You can put the attributes in any order you want. It will work just fine. So here we'll say, color: maroon.
>> [COUGH].
>> Jen Kramer: So save your CSS and save your HTML.
>> Jen Kramer: And, let me refresh the webpage. Harvard is maroon there, but it's really hard to see with my brown links.

So let me change the link color for my other links. Make them, I don't know, light blue. And now you'll see that it worked. There we go. So you see that Harvard is definitely different. Frontend Masters is different because it's one that's been visited, these other links have not.

Okay, but Harvard now as that maroon color to it, makes sense? Sorta kinda, yeah?
>> Speaker 2: So is it considered good form to get that specific, by putting like a.harvard? Because if you don't have anything else with the class Harvard, you can say harvard.harvard in your css.
>> Jen Kramer: You can.

So if we did not say anything else here, we could just say .harvard.
>> Speaker 2: Could you not use the link or hover or visited unless you put the a in there?
>> Jen Kramer: Well, let's try this. So, if we say just .harvard. So, we've called a class with just .harvard and we refresh the page.

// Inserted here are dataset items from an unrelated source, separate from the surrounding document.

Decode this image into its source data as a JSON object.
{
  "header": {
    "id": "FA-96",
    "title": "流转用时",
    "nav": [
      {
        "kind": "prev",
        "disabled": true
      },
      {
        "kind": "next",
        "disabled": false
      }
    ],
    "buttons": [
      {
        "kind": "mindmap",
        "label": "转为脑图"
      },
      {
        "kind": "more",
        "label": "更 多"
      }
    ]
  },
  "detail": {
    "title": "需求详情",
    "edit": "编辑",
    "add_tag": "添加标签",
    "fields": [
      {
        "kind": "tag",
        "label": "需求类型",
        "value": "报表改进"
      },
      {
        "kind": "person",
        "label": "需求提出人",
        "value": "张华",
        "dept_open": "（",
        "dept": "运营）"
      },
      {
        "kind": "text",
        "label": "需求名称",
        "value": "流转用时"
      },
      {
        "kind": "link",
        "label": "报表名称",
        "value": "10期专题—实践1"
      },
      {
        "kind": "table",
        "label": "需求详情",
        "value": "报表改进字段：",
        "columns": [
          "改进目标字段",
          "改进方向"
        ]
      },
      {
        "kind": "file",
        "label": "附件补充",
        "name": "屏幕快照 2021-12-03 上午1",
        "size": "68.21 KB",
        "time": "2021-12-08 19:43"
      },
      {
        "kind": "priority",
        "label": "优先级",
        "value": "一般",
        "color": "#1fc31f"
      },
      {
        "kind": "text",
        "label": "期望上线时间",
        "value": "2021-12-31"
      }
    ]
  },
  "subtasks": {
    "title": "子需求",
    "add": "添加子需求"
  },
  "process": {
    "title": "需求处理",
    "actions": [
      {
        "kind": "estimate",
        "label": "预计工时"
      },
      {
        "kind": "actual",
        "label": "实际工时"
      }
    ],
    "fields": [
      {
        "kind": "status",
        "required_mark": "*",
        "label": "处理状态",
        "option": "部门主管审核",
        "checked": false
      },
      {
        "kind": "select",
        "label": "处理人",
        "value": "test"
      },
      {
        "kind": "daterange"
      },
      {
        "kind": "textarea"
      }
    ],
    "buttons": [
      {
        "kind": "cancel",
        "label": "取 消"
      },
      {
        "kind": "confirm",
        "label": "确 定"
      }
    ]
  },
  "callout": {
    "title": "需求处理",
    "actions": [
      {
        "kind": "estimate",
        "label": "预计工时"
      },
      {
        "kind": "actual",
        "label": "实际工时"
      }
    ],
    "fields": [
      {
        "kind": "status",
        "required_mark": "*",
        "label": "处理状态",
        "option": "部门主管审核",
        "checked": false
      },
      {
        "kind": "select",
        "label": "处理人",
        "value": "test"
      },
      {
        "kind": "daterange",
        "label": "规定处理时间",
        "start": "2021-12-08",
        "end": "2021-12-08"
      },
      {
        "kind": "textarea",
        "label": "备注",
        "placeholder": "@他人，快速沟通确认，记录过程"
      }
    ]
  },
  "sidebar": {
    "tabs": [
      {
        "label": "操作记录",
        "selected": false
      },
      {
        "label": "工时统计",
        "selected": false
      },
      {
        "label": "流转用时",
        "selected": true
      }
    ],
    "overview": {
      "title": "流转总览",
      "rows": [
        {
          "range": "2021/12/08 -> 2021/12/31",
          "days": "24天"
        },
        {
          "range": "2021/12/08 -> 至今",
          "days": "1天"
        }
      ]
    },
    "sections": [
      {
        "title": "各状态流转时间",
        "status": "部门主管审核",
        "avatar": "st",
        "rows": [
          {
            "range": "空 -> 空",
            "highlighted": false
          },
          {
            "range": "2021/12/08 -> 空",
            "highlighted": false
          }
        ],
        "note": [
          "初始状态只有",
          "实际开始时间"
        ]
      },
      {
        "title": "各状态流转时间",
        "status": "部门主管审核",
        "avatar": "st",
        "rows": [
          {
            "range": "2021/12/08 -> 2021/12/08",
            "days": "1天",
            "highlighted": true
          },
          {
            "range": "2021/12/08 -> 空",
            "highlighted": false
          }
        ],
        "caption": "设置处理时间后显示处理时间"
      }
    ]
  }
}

That quote doesn't work, okay? And the reason why again has to do with the cascade in CSS. And so this, this is considered not as specific enough to override the color of the link from some of these other ones that we have earlier in the document. So here, and there's a very long explanation, please just say, yes, okay, fine.

It doesn't work, it has to do with the cascades. If anybody's really interested, I'll tell you the whole story. [LAUGH] But I don't wanna blow up everybody's heads in the process. This is like really advanced stuff and I don't wanna quite go there with the full explanation.
>> Speaker 2: Does the hover functionality work for links or can it work for just the paragraphs?

>> Jen Kramer: Hover can work for anything, but hang on just a second lemme finish this example and then we'll try that out. So you definitely need the a in front of this in order for this to work. At least you need the a in front of this.
>> Jen Kramer: Okay, and that will bring that back.

And then you can add on the link state or anything else.